THERE has been some real concern amongst the Irish business community that people aren’t doing enough to exploit the 100th anniversary of the 1916 Rising for their own monetary gain.

Some critics have attacked brands for not reproducing the proclamation on enough cheap tat made in China, luckily WWN is on hand to help any business or individual who feels they aren’t doing their bit to help celebrate a historic event through the prism of making money:

1) Start a tour

A huge influx of tourists is expected this year and there is no better way to earn a few euros off the back of the executed leaders than by setting up your own 1916 tour. Don’t worry about doing research, these foreigners haven’t a clue. The Spire? A decommissioned nuclear weapon almost used by those filthy Brits. Worried that Irish people may attend your tour and discover the scam? Not a bother, they haven’t a clue about what happened during the Rising either.

Recommended price: €60 per ticket. €30 per photo of the GPO.

2) Has a relative of yours recently died?

If so, then you’re in real luck. Hold on to that body and casket and bury them in your back garden. Erect a sign outside your house stating that your back garden is the final resting place of Tómás O’Something who was definitely in the GPO during the Rising and watch the euros flow in.
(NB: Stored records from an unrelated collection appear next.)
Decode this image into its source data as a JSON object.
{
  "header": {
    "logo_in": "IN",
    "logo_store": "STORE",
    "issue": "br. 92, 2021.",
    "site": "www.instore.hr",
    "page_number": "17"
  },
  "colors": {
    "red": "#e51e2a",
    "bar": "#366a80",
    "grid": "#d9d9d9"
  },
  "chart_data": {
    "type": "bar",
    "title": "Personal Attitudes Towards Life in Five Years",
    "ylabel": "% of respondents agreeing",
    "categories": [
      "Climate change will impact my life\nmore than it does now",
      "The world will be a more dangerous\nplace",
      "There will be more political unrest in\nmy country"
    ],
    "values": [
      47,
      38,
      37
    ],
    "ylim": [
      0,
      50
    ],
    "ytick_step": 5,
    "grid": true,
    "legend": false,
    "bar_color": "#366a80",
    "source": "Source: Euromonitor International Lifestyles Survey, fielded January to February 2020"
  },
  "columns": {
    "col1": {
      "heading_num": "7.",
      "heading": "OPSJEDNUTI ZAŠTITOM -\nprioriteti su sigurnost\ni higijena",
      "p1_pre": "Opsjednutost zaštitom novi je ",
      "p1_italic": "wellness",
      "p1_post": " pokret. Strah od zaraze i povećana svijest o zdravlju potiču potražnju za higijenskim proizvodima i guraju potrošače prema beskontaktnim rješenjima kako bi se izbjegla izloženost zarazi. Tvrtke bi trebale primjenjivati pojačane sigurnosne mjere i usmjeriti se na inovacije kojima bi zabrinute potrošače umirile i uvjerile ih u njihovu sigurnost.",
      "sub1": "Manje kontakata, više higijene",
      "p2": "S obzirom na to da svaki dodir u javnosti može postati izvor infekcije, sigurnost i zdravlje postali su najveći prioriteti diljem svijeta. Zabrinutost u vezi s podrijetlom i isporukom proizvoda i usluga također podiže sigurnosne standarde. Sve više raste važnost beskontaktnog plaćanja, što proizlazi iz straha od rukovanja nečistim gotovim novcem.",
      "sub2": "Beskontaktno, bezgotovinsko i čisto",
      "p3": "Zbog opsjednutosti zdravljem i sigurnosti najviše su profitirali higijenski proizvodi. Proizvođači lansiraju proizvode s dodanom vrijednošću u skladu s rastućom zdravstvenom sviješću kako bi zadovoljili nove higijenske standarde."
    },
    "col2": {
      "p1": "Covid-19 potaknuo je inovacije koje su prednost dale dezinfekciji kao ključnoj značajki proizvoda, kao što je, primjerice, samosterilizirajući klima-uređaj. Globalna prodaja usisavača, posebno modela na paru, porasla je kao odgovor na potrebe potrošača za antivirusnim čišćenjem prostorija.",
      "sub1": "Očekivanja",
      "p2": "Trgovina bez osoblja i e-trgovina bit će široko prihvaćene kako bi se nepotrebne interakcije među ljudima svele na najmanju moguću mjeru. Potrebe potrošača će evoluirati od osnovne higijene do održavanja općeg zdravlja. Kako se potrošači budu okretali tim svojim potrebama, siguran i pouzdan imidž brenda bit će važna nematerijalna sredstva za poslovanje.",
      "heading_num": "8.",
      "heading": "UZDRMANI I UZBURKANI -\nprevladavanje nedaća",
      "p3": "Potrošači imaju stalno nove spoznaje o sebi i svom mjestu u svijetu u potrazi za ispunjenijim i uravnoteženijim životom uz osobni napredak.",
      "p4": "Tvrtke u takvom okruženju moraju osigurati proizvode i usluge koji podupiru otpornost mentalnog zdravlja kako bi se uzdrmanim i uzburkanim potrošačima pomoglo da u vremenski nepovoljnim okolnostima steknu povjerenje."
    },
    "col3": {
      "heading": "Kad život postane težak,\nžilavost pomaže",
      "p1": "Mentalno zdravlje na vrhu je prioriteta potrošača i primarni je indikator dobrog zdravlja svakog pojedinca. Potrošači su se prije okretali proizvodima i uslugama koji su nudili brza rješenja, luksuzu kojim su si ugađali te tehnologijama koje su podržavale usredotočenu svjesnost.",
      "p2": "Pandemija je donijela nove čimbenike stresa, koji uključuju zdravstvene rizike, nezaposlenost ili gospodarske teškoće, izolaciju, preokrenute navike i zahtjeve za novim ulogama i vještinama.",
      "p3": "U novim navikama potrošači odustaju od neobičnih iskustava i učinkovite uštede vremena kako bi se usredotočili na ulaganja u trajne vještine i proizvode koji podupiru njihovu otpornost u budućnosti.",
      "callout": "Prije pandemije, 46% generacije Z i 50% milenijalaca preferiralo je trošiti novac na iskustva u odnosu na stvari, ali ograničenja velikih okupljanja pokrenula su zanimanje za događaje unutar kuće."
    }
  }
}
Recommended price: €10 for closed casket, €25 if you want to go with an open casket.

3) Make that proclamation work for you.

Where better to put the ideals and hopes the Rising leaders had for an Irish Republic than on a big of bog roll. Lovingly reproduce the proclamation on some toilet roll, giving people the ideal chance to catch up on some history as they plonk themselves on the toilet seat. Wiping will of course only bring them closer to our fallen heroes.

Recommended price: €8 per bog roll.

4) Work 1916 into your company’s strengths.

Run a tattoo parlour? 1916 forehead tattoos for everyone! Are you a dentist? Dental braces in the shape of Padriag Pearse for everyone! Get those thinking caps on and charge whatever you like. There’s no monetary cap on patriotism.

5) Commemorative everything!

Running out of ideas? Look around you, everything is a potential 1916 money making scheme. 1916 socks! 1916 iPhone covers, 1916 omelettes, 1916 condoms. A 1916 themed sex shop – jackpot. Connolly nipple clamps. Lovick Friend cock ring. ‘The Plunkett Pulveriser’ dildo. The sky is the limit.